8 Things that make the T20 League bigger than Bollywood’s biggest egos

With the T20 League under way, and the Mumbai Indians resuming their age-old Tendulkar-opening tactics of scoring nothing till the 15th over before launching in the last 5 to score a deceptive total, here are 8 things one must know about this edition before becoming being thrown out by respective spouses for occupying the television every night from 8 PM and ignoring kids’ and family deaths and responsibilities:

1. Most of Bollywood and corporate India seems to have some stake in some part of some franchise, either through a boyfriend, husband, wife, partner, friend, star, colleague, business deal, dog, cat or billionaire.

2. Every low-budget Hindi/English/regional movie under the sun, even those that were made years ago, have been given release dates clashing with the tournament to get out of the way before the Khans take over the second half of 2015. By then, Dhoni will be the country’s darling again, and Yuvraj will be making his 12th comeback.

3. Coming home to a cricket match starting exactly at 8 pm every night, irrespective of who is playing, is every man’s revenge for wives/families/kids/neighbours/mistresses leaving the TV on through the day with annoying Comedy Nights with Kapil reruns blaring on screen.

4. Somewhere, a reality show is being conceptualized—a cricketing version of Big Boss that will have India’s most eligible cricketer bachelors vie for the hand of yet another upcoming Bollywood actress.
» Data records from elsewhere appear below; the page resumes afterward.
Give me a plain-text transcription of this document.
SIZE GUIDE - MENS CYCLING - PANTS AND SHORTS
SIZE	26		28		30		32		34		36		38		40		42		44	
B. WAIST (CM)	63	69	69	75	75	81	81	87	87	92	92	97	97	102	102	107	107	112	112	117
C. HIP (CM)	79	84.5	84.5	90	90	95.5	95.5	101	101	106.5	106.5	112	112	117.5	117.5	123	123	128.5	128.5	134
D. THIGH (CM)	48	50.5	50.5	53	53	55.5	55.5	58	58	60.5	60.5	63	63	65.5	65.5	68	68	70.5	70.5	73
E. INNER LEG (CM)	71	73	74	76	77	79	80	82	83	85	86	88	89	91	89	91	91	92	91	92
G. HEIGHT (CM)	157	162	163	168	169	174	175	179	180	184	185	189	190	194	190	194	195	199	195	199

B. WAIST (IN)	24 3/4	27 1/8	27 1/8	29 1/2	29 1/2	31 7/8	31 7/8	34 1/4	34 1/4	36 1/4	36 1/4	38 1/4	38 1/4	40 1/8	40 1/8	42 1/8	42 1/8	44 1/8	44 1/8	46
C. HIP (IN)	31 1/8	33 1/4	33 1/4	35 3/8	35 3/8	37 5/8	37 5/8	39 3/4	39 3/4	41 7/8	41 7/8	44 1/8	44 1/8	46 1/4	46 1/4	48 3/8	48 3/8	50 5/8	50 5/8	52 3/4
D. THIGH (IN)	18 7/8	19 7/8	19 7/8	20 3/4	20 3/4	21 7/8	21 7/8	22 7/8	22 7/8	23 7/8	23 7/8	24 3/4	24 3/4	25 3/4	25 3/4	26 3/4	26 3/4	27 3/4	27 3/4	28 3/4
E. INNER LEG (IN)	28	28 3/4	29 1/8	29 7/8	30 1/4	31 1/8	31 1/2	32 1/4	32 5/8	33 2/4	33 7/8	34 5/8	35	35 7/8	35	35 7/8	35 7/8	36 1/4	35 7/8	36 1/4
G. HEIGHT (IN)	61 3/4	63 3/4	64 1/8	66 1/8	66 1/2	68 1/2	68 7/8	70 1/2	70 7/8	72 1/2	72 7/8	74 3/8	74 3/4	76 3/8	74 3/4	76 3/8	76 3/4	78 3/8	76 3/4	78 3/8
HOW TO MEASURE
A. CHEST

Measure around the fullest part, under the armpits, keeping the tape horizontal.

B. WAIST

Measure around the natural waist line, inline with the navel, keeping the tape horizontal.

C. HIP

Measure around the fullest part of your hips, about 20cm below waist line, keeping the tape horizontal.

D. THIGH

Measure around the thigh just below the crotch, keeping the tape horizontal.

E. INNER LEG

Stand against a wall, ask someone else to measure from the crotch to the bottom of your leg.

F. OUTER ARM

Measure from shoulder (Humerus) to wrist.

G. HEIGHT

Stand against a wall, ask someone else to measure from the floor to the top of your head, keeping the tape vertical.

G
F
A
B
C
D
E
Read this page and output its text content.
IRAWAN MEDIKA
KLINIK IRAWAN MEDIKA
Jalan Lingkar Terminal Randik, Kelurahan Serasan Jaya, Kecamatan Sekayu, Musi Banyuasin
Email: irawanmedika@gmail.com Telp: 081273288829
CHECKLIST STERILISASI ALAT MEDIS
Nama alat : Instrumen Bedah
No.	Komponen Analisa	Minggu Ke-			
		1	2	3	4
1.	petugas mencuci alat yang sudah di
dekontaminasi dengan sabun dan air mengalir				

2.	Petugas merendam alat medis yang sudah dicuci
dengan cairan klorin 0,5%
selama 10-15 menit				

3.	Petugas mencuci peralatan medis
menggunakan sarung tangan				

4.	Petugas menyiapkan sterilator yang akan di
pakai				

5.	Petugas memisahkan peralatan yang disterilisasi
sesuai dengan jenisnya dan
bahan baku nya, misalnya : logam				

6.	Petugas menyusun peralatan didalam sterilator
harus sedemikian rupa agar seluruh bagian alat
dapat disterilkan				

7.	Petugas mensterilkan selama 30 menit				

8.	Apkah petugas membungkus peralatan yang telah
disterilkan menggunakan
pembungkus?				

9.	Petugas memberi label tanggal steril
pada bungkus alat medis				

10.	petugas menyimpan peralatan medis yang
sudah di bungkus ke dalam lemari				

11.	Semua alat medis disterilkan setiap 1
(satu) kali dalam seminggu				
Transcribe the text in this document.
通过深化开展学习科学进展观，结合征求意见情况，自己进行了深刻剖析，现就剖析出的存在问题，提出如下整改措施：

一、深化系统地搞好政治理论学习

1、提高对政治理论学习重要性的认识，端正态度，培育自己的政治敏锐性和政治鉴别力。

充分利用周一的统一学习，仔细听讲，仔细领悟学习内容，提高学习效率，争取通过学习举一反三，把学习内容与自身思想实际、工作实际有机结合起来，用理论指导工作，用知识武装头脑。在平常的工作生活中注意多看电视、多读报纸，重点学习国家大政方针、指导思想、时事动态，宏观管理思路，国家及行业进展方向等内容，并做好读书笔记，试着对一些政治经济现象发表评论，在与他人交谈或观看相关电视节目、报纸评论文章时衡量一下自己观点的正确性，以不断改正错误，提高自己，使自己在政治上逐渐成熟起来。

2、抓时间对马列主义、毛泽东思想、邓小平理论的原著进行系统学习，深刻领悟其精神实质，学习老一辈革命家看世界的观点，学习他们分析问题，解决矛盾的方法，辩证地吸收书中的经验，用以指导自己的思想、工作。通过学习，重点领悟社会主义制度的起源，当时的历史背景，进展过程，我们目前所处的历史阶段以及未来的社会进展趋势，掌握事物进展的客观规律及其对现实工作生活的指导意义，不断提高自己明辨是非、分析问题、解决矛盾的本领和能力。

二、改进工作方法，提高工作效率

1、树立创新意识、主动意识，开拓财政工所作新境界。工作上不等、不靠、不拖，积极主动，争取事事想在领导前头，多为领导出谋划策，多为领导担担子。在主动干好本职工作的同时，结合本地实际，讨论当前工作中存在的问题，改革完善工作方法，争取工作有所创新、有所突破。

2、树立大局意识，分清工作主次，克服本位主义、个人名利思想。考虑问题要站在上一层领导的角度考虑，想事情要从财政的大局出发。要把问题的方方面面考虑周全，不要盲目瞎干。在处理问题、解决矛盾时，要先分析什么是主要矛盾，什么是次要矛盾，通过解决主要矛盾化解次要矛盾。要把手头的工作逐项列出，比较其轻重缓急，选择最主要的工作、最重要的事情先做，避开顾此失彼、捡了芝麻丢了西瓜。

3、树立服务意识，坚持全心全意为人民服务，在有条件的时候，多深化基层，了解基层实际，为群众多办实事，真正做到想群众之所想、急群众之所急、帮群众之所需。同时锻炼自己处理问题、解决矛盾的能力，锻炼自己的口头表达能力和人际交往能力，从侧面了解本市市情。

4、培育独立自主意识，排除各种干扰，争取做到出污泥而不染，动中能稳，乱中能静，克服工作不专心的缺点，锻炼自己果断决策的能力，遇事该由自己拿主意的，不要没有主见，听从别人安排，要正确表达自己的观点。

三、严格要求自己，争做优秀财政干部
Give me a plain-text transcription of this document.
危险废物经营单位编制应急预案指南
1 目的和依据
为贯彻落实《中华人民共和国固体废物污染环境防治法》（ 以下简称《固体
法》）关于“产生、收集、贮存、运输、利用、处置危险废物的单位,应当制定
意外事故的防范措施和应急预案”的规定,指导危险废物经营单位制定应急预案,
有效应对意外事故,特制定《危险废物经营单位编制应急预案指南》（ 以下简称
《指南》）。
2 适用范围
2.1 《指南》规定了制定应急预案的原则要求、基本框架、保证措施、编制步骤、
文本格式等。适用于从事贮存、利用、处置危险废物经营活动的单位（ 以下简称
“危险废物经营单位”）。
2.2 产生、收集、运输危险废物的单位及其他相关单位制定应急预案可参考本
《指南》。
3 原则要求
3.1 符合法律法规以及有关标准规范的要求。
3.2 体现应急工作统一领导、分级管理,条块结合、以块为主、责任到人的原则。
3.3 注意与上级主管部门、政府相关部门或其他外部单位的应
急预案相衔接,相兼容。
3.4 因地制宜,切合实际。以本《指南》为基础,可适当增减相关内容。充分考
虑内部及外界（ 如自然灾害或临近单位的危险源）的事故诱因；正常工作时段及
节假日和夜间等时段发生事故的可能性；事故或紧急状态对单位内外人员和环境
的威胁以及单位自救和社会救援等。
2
Kohli needs company, Dhoni and Raina are married, and Rohit Sharma is the favourite for this title too, mostly because it is a domestic show.

5. One of the 3 Khans takes time out from not caring about his acting career to care profusely for his team, whose performances seem to be inversely proportional to this state of this Khan’s acting career.

6. The tournament is a field day for camerapersons WAG-spotting in huge stadiums that have people braving the torturous heat and harm to their complexions to watch cricketers be paid double of what they might earn in their entire lives for two hours of cricket on the field.

7. Any night now, a new off-field controversy might break out, and drive social media activists and Twitter ranters into a bloodthirsty frenzy—getting them interested in a sport they act like they don’t care about, because it is too mainstream.

8. The League will take people’s minds off what could possibly be a record-breaking summer, diverting their gleeful attention to the state of 22 players dying in the same heat on a field they are paid to play on for the pleasure of selectors, analysts and a nation. More so, it is our annual chance to spot Sehwag and Gambhir wield their bats again.